Any two dealers can debate the merits of their return on investment from their Internet sources and claim success. But to really measure it, you need to understand what your goals are.

For example, let’s say Dealer A has a goal that is straight forward - "We want to sell more vehicles." Dealer B, meanwhile, has a goal that is more fiscally focused - "We want to have the highest close rate."

Dealer A could generate 100 leads and sell 5 vehicles and consider it a success because he sold more vehicles even if his close rate was 5%. Dealer B may not consider it successful unless he has a 15% close rate and sells 15 vehicles from 100 leads. It all depends on the point of view. Bottom line - determine what your goals are and then work to meet those goals.

It also is important to understand that different sources will provide different results.

As your Internet operation expands you will need to add more sources of leads for both new and used vehicle. Measuring the results from these sources can prove difficult so I have attempted to simplify it as follows:

New-Vehicle Lead Sources

Measuring results with new vehicles is straightforward. If you want 100 leads then you pay a price per lead and you receive 100 leads. So if the per lead cost was $25 then you will spend $2,500. This is accurate unless the provider only offers them at a subscription rate per month, in which case you still will want to break it down to a per-lead cost. For example, a $2,500 subscription cost generated 100 leads so the per-lead cost for the month was $25.
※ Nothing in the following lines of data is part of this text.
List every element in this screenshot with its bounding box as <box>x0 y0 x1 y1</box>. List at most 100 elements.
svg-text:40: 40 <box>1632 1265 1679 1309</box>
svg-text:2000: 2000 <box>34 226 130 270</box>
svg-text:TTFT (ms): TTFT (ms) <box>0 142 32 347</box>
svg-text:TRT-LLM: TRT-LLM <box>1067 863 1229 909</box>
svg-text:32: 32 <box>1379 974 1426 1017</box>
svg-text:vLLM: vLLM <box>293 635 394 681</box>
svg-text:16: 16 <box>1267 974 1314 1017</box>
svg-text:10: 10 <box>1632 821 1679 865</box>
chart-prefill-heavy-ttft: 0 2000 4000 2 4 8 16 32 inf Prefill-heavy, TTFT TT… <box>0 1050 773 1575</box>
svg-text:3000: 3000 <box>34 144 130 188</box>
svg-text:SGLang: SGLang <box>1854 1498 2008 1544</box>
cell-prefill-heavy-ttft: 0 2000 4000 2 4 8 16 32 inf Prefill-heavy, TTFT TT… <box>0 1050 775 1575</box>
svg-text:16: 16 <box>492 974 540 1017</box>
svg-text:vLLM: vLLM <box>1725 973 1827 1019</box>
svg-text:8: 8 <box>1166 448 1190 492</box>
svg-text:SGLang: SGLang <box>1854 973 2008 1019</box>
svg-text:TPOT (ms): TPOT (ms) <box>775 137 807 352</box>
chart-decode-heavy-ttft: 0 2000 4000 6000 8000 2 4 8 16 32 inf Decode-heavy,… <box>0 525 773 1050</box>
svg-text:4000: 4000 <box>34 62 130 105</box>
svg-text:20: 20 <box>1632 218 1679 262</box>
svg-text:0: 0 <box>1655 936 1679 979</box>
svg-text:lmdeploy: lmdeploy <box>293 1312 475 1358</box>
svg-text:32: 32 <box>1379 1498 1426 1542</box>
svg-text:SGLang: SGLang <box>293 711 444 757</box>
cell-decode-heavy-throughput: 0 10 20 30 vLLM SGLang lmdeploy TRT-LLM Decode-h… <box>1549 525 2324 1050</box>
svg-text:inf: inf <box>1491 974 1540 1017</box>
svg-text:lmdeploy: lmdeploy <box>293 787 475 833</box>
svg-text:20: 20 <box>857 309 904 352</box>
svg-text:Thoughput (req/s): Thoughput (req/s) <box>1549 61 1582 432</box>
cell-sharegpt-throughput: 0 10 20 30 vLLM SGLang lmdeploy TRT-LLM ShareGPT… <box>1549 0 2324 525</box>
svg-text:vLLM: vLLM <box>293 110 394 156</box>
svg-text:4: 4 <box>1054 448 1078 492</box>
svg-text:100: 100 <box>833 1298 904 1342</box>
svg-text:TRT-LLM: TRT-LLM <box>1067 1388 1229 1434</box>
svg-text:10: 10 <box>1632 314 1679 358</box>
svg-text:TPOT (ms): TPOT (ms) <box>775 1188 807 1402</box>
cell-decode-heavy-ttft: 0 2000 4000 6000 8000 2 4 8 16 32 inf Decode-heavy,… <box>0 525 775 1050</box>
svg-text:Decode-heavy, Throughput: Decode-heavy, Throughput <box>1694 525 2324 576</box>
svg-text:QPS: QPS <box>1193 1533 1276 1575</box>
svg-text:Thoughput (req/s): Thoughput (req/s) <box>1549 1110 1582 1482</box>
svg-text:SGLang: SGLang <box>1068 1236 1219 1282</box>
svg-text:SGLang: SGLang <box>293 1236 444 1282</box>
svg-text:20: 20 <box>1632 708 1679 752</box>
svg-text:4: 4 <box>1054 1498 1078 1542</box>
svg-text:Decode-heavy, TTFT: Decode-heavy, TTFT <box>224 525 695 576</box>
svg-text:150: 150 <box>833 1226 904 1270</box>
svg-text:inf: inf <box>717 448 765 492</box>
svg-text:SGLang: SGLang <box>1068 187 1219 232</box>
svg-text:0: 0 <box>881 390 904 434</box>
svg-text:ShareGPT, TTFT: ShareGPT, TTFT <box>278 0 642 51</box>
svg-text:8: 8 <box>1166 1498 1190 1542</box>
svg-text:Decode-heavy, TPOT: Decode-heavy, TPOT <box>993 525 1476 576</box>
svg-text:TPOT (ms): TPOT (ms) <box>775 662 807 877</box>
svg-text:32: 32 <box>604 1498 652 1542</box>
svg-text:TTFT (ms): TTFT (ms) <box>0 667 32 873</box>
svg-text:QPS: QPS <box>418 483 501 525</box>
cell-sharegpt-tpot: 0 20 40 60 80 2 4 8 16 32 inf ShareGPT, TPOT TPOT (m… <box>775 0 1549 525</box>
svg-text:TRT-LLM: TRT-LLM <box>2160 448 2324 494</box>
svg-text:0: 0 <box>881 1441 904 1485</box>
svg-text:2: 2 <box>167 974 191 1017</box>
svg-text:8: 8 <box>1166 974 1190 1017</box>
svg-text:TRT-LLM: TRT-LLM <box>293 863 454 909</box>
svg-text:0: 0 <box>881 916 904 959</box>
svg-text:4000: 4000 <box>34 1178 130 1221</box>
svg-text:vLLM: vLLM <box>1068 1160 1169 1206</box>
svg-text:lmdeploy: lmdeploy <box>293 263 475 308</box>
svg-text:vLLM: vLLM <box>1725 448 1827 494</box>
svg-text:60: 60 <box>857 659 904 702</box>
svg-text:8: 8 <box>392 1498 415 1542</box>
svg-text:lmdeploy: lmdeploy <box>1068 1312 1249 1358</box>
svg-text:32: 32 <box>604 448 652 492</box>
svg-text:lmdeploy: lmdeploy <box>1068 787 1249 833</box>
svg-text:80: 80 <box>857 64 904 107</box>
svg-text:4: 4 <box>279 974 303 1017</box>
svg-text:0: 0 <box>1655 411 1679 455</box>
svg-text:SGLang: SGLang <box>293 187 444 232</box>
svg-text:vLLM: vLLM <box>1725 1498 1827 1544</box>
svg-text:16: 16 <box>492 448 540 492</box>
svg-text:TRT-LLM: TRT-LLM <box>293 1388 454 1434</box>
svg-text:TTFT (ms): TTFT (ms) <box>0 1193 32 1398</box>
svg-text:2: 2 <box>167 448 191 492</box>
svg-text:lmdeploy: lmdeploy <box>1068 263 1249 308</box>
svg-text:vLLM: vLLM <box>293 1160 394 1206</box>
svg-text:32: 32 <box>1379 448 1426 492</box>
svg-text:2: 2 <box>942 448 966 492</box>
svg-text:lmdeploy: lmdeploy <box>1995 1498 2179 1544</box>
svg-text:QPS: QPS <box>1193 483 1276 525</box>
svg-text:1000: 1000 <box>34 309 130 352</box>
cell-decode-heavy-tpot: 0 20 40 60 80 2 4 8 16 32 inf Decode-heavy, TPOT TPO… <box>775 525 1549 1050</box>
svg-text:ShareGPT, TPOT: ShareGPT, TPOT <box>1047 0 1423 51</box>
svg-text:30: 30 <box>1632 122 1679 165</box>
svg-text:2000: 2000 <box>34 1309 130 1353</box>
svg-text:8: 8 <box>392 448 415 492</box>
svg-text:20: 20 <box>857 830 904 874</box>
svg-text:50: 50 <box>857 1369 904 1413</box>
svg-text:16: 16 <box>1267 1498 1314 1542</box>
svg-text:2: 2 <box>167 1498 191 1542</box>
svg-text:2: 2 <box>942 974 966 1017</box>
Calculating your cost per vehicle sold is the next step and is simple to do. Let’s say you purchase 100 leads that cost you $2,500. If you sell 10 vehicles then your "marketing cost per-vehicle-sold" equals $250. If you sell 15 vehicles then your “marketing cost per-vehicle-sold” equals $167.

No guesswork and no need for the lead provider to tell you that you’re are doing a good job. You can tell by the numbers.

Used-Vehicle Lead Sources

Unfortunately, it is not as easy to determine whether your used-vehicle lead sources are providing a good return on investment. Used-vehicle Internet shoppers provide a different buying dynamic than new-vehicle shoppers.

Most times their quest is simple. They have seen the vehicle online, considered the price, considered the options and they want to know if the vehicle is still available. The quickest way to accomplish this is a phone call. So the customer calls the store, talks to the salesperson and finds out the status. If an appointment is scheduled then the dealer can track the call, but if there is no appointment then sometimes the call is not tracked.

Did the used-vehicle online advertising source generate a call? Yes. Was that valuable? Yes. But what’s the value of the call? That depends on your point of view. Unless you use a tracking tool to measure the call volume and pull out duplicate calls from the same number, you’re just guessing.

A few years ago, advertising used vehicles online was a no-brainer because the cost was so low. Then, it was not as important to have call tracking in place. However, today, tracking is very important with dealerships spending more than $5,000 a month to list their vehicles on a couple of used-vehicle sites.

Sure, the provider can give you a score sheet that demonstrates the call and lead volume generated on your listing. But do you really want the provider to score its performance? Shouldn’t you be the one scoring it? You will not capture all the information to determine the value of the source, but with the ability to measure lead volume electronically and to measure phone calls you’ll get an accurate picture.

It boils down to cost per vehicle sold. If you spend $5,000 to market your used vehicles online and you sell 10 used vehicles, then your cost is $500 per vehicle sold. And that is way too high.

A better figure is spending $5000 and selling 20 used vehicles making your cost per vehicle sold $250.

Whatever way you measure whether your lead sources are performing, understand it is an inexact science. Sometimes a new prospect will buy a used vehicle, and a used prospect will buy a new vehicle. So measure the best you can, look through your own lens and decide for yourself whether your return is good.